The one merit this game beholds is some sporadic humor. Look out for Batman and a plug for Space Quest. However, when the Easter eggs are more entertaining than the game itself, you have an idea of what you’re getting into. If you enjoyed King’s Quest: Quest for the Crown, you may enjoy the sequel. But Romancing The Throne has nothing to offer for most adventure gamers. Its saving grace is that it is probably the easiest of all the King’s Quest games, and can be won in less than a week by even the average adventurer.

King’s Quest V: Absence Makes The Heart Go Yonder!

Publisher: Sierra
Developer:
Sierra
Year:
1990
Platform: 
DOS, Windows, Amiga, Mac, NES, FM Towns, PC-98

Possibly the first big-name adventure game to be on CD-ROM and completely eschew the need to use the keyboard, King’s Quest V spends way too much time focusing on its shiny new features, leaving the actual game to suffer immensely.

After a leisurely walk through Daventry, Graham returns home just in time to see the castle vanish before his eyes. A nearby owl–a talking one, natch–reinforces Graham’s despair by recounting the details of the tragedy. He then sends the king to go see the local benevolent wizard. A lengthy dialogue ensues where the Good wizard tells Graham that a Bad wizard (who is related to Mannanan from King’s Quest III), is out for revenge against the royal family. The Good wizard gives Graham the wand necessary to destroy the Bad wizard, and more or less leaves Graham to his own adventuring wits, which he will need to get anywhere near the Bad wizard. While the plot does help tie the series together a bit, it is in true Sierra fashion detailed in full before the player even touches the mouse. Seriously, there is virtually no plot development the entire game.
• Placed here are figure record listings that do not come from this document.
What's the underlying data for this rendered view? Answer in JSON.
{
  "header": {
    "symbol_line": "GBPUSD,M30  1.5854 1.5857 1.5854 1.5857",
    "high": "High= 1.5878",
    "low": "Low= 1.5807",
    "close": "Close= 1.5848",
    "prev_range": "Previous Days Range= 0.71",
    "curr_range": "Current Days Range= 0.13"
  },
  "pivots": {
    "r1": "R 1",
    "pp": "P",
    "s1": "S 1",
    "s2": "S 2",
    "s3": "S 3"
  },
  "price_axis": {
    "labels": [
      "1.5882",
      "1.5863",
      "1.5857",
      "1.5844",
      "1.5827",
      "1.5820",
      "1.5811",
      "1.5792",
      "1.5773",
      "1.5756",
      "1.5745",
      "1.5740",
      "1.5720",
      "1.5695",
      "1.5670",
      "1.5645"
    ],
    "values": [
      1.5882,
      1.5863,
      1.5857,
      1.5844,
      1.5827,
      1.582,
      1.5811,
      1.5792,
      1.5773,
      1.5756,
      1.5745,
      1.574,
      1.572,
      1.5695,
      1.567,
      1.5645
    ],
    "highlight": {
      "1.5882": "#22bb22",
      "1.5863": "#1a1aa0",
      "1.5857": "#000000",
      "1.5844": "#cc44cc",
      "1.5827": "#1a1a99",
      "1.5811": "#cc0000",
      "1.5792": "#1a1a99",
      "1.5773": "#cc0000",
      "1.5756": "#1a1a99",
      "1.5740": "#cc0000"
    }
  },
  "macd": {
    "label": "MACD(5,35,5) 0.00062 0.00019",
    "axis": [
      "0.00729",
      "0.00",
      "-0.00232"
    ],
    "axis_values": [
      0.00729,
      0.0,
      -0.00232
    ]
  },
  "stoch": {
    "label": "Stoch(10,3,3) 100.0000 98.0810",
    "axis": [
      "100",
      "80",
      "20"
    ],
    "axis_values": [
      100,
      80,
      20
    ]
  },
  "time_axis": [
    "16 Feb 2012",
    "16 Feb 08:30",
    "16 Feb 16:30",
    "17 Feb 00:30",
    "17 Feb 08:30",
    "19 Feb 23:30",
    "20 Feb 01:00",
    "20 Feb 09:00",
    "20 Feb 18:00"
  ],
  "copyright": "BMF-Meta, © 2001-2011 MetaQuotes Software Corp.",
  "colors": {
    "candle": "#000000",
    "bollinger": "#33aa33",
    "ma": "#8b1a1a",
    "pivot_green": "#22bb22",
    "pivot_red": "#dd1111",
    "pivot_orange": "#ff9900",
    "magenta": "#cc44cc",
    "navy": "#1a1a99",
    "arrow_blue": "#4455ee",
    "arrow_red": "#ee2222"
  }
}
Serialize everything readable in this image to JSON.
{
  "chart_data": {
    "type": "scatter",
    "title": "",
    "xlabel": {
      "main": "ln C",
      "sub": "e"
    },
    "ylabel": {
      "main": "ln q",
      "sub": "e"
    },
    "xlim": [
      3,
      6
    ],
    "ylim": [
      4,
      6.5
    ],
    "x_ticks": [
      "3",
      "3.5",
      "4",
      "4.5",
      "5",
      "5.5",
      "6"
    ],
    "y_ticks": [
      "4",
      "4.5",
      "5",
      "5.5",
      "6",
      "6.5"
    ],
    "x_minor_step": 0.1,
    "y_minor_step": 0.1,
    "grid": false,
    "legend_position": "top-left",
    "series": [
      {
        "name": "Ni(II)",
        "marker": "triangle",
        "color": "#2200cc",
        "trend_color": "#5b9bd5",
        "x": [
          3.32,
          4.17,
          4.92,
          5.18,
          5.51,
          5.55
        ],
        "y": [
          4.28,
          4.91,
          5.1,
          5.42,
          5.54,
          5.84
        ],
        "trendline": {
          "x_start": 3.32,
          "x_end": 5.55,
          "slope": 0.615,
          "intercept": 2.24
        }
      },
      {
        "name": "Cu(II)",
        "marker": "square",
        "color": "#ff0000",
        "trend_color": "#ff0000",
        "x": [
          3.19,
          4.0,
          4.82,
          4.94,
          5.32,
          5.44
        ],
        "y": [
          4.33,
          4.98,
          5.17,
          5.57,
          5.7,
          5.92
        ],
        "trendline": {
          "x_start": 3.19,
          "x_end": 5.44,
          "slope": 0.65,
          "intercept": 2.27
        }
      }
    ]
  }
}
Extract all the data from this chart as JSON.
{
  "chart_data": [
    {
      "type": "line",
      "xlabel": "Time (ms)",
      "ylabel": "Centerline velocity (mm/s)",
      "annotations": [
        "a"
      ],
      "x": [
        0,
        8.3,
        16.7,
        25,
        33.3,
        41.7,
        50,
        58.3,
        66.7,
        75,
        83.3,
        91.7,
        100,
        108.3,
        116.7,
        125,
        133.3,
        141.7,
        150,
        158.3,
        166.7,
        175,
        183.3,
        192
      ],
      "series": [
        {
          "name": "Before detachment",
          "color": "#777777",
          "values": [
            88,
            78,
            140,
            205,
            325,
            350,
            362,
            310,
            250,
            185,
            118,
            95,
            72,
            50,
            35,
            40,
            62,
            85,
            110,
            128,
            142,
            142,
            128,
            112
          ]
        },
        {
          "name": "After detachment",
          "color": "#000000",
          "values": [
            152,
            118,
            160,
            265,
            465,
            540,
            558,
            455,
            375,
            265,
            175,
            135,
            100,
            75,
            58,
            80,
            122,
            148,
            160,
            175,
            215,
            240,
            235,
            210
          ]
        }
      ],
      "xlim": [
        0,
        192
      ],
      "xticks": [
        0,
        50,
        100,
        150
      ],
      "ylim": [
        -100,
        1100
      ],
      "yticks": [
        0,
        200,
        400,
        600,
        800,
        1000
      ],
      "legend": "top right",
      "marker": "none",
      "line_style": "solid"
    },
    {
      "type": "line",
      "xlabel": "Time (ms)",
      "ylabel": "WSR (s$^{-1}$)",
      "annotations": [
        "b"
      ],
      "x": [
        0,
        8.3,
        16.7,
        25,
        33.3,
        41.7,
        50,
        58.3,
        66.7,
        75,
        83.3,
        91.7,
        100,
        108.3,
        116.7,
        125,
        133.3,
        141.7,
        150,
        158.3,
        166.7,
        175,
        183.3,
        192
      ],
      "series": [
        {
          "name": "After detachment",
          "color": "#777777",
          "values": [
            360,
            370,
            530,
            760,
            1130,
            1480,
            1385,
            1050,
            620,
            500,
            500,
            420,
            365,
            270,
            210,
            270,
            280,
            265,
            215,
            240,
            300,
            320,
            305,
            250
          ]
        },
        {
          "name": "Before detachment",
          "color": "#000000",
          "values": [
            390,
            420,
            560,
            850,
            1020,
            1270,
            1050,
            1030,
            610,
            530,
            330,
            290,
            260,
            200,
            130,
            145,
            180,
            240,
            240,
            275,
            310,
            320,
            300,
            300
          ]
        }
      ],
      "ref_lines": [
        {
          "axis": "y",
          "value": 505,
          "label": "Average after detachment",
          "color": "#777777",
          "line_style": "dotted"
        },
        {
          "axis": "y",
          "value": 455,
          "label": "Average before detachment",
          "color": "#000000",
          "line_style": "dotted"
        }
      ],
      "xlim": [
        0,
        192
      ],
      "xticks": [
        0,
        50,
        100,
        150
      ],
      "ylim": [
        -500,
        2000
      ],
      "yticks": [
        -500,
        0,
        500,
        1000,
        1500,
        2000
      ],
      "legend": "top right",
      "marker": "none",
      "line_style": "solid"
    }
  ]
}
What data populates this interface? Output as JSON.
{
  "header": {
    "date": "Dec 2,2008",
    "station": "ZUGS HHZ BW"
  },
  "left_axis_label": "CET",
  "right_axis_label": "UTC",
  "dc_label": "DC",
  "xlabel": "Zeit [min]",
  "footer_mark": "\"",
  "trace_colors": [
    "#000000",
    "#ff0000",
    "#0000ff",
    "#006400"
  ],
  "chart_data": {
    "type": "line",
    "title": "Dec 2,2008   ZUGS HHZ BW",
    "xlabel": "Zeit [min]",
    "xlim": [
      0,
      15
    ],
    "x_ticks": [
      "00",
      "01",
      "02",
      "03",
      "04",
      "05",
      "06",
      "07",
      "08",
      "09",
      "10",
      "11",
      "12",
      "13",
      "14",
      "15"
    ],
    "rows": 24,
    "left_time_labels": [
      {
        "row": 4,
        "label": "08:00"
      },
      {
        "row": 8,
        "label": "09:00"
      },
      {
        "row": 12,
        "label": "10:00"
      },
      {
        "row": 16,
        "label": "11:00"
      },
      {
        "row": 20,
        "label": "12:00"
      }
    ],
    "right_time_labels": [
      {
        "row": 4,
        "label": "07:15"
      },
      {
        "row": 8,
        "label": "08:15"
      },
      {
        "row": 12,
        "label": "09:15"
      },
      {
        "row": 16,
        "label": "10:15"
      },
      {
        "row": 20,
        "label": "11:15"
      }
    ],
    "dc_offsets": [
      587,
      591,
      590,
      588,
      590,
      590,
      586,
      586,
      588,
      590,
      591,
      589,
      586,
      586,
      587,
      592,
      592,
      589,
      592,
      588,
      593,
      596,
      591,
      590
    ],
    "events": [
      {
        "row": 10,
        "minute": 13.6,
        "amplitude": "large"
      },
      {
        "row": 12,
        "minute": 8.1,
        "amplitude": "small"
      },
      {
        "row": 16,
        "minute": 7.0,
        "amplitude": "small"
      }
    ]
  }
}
The point-and-click interface dumbs down play to merely finding the correct pixel or combining the right inventory items together. While this does relieve the player of parser ignorance, and the dreaded “You can’t do that” messages, many of the puzzles in KQ5 require inane logic, forcing the player to randomly click until the solution is found. Pixel-hunting creates even more “You are a pathetic imbecile” responses than ever, and solving puzzles by accident isn’t exactly satisfying.

The one thing this game does get right is the implementation of all the pretty features. The graphics are excellent, and were simply amazing in 1990 to those who were used to sixteen color games. The voice acting is mostly pleasant; however, whoever’s idea it was to create Cedric, Graham’s sidekick owl, should be given a medal by Satan, as I’m sure he uses Cedric to torture the damned.   Cedric follows Graham practically everywhere, is rarely helpful, and when he would be helpful, he is nowhere to be found. And if you want an idea as to what he sounds like, think of Jar-Jar Binks, only condescending.

But what really gives the game a black mark is the cruelest walking dead situation in history. While Leisure Suit Larry 2 had several cruel walking dead scenarios, they were aggravatingly funny in an Andy Kaufman sort of way. Not only is the situation here not funny, it is one working channel and there’s a marathon of King of Queens cruel. Either that, or an honest mistake that the shittiest beta-testers in history missed. There’s a spot in the game where a mouse is being chased by a cat. You must save this mouse by throwing a boot at said cat. Then, later in the game, the mouse will save you from an otherwise lethal predicament. But this event ONLY HAPPENS ONCE, and it happens so fast that if you turned away from the your computer for a few seconds, you would never know it happened! And if you don’t figure it out then, it isn’t even obvious later that you would need a mouse to save you. I know walking dead situations occur in nearly every adventure game before 1995 (heck, there’s even more in this game), but this one pissed me off more than any other. Having Cedric taunting me probably wasn’t helping.

Take all of the above annoyances and leave the player with a cliched and suddenly insultingly easy endgame, and you have a game you couldn’t pay me to play again.